One of her hands reached to touch him, but stopped a few centimeters away from his brow. He looks worse than I do, thought Neelah. The man’s flesh looked as raw as it had when she’d found him the first time, out in the desert; the skin that he had lost in the Sarlacc’s digestive tract was replaced now with a transparent membrane, linked to tubes trickling fluids from the wall of machines alongside the bed. “What’s this?” She touched the clear substance; it felt cold and slick.
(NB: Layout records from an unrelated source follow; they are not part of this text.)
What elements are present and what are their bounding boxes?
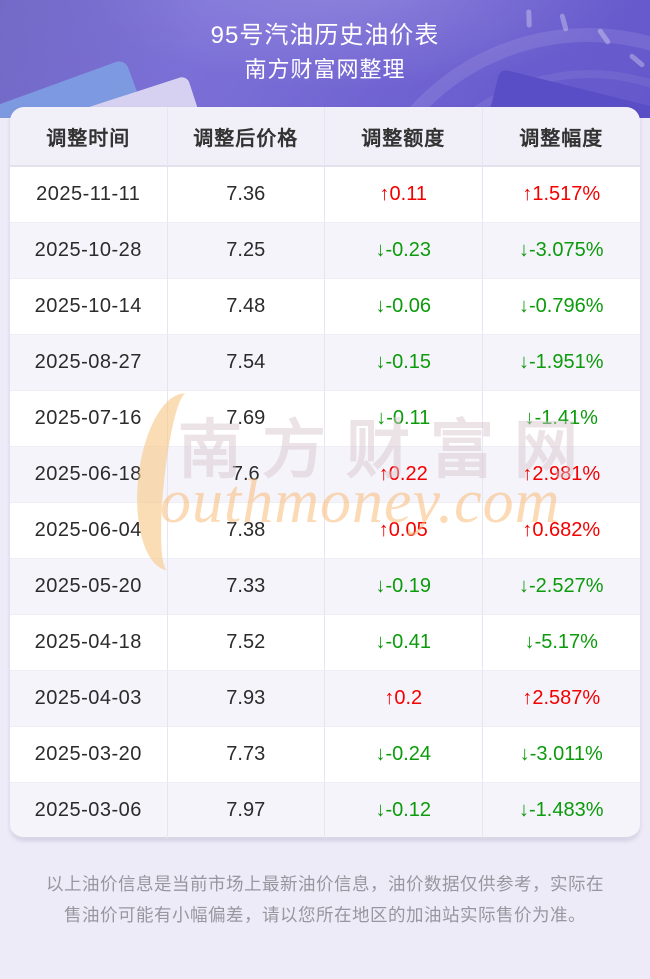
table-row: 2025-06-18 7.6 ↑0.22 ↑2.981%	[10, 447, 640, 503]
cell-change-amount: ↓-0.23	[325, 223, 483, 279]
price-table-grid: 调整时间 调整后价格 调整额度 调整幅度 2025-11-11 7.36 ↑0.…	[10, 107, 640, 839]
cell-change-percent: ↓-1.483%	[482, 783, 640, 839]
cell-change-amount: ↓-0.41	[325, 615, 483, 671]
cell-change-amount: ↑0.2	[325, 671, 483, 727]
cell-adjust-date: 2025-10-28	[10, 223, 168, 279]
cell-adjust-date: 2025-03-06	[10, 783, 168, 839]
page-title: 95号汽油历史油价表	[210, 22, 440, 49]
cell-change-percent: ↑1.517%	[482, 167, 640, 223]
cell-adjusted-price: 7.33	[167, 559, 325, 615]
table-row: 2025-03-20 7.73 ↓-0.24 ↓-3.011%	[10, 727, 640, 783]
cell-adjust-date: 2025-07-16	[10, 391, 168, 447]
table-row: 2025-06-04 7.38 ↑0.05 ↑0.682%	[10, 503, 640, 559]
price-table: 调整时间 调整后价格 调整额度 调整幅度 2025-11-11 7.36 ↑0.…	[10, 107, 640, 839]
cell-change-amount: ↓-0.15	[325, 335, 483, 391]
cell-adjust-date: 2025-10-14	[10, 279, 168, 335]
cell-change-amount: ↑0.05	[325, 503, 483, 559]
table-row: 2025-03-06 7.97 ↓-0.12 ↓-1.483%	[10, 783, 640, 839]
cell-change-percent: ↑2.587%	[482, 671, 640, 727]
table-row: 2025-10-14 7.48 ↓-0.06 ↓-0.796%	[10, 279, 640, 335]
table-row: 2025-04-03 7.93 ↑0.2 ↑2.587%	[10, 671, 640, 727]
cell-change-percent: ↓-5.17%	[482, 615, 640, 671]
table-row: 2025-07-16 7.69 ↓-0.11 ↓-1.41%	[10, 391, 640, 447]
table-row: 2025-08-27 7.54 ↓-0.15 ↓-1.951%	[10, 335, 640, 391]
cell-adjust-date: 2025-04-03	[10, 671, 168, 727]
table-row: 2025-04-18 7.52 ↓-0.41 ↓-5.17%	[10, 615, 640, 671]
cell-change-percent: ↑2.981%	[482, 447, 640, 503]
cell-change-percent: ↓-0.796%	[482, 279, 640, 335]
cell-change-amount: ↓-0.11	[325, 391, 483, 447]
cell-adjust-date: 2025-08-27	[10, 335, 168, 391]
cell-change-percent: ↓-2.527%	[482, 559, 640, 615]
table-header: 调整时间 调整后价格 调整额度 调整幅度	[10, 107, 640, 167]
cell-change-amount: ↓-0.06	[325, 279, 483, 335]
col-header-adjusted-price: 调整后价格	[167, 107, 325, 167]
cell-change-percent: ↓-1.41%	[482, 391, 640, 447]
cell-change-amount: ↑0.11	[325, 167, 483, 223]
cell-adjusted-price: 7.54	[167, 335, 325, 391]
cell-change-percent: ↓-1.951%	[482, 335, 640, 391]
cell-adjust-date: 2025-03-20	[10, 727, 168, 783]
cell-change-amount: ↓-0.12	[325, 783, 483, 839]
cell-change-amount: ↓-0.19	[325, 559, 483, 615]
disclaimer-text: 以上油价信息是当前市场上最新油价信息，油价数据仅供参考，实际在售油价可能有小幅偏…	[46, 874, 604, 925]
page-subtitle: 南方财富网整理	[244, 57, 406, 82]
table-row: 2025-05-20 7.33 ↓-0.19 ↓-2.527%	[10, 559, 640, 615]
cell-adjusted-price: 7.93	[167, 671, 325, 727]
cell-change-percent: ↓-3.075%	[482, 223, 640, 279]
cell-adjusted-price: 7.38	[167, 503, 325, 559]
cell-adjusted-price: 7.6	[167, 447, 325, 503]
banner: 95号汽油历史油价表 南方财富网整理	[0, 0, 650, 118]
table-row: 2025-10-28 7.25 ↓-0.23 ↓-3.075%	[10, 223, 640, 279]
table-body: 2025-11-11 7.36 ↑0.11 ↑1.517% 2025-10-28…	[10, 167, 640, 839]
cell-change-percent: ↓-3.011%	[482, 727, 640, 783]
cell-adjusted-price: 7.48	[167, 279, 325, 335]
header-row: 调整时间 调整后价格 调整额度 调整幅度	[10, 107, 640, 167]
cell-adjusted-price: 7.97	[167, 783, 325, 839]
table-row: 2025-11-11 7.36 ↑0.11 ↑1.517%	[10, 167, 640, 223]
col-header-adjust-percent: 调整幅度	[482, 107, 640, 167]
col-header-adjust-amount: 调整额度	[325, 107, 483, 167]
cell-adjusted-price: 7.69	[167, 391, 325, 447]
cell-adjusted-price: 7.25	[167, 223, 325, 279]
cell-adjust-date: 2025-11-11	[10, 167, 168, 223]
cell-adjusted-price: 7.73	[167, 727, 325, 783]
cell-adjust-date: 2025-06-04	[10, 503, 168, 559]
cell-adjust-date: 2025-06-18	[10, 447, 168, 503]
cell-adjusted-price: 7.36	[167, 167, 325, 223]
cell-adjust-date: 2025-05-20	[10, 559, 168, 615]
cell-adjust-date: 2025-04-18	[10, 615, 168, 671]
cell-change-amount: ↓-0.24	[325, 727, 483, 783]
col-header-adjust-time: 调整时间	[10, 107, 168, 167]
cell-change-percent: ↑0.682%	[482, 503, 640, 559]
cell-adjusted-price: 7.52	[167, 615, 325, 671]
cell-change-amount: ↑0.22	[325, 447, 483, 503]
“Sterile nutrient casing.” SHS1-B reached out and made
a slight adjustment to one of the equipment controls. “It’s what we normally use on severe burn victims, when there has been major epidermal loss. When we were in the service of the late Jabba the Hutt, we saw and treated a lot of burns.”
“Explosions,” said le-XE.
“Just so.” SHSl-B lifted part of its carapace in an approximation of a humanoid shrug. “The kind of persons who
worked
for
Jabba-the rougher
sort
of
his employees-they were always blowing themselves up, one way or another.”
“Turnover. High rate.”
“That’s true; there were always some we just couldn’t put back together. But le-XE did get rather skilled at burn-treatment
protocols. This individual’s
somatic trauma, however, is a little different.” SHS1-B scanned over the unconscious figure. “No one, as far as can be recalled from our memory banks, has ever survived even temporary ingestion by a Sarlacc. So we’re doing the best we can, with what we’ve got.”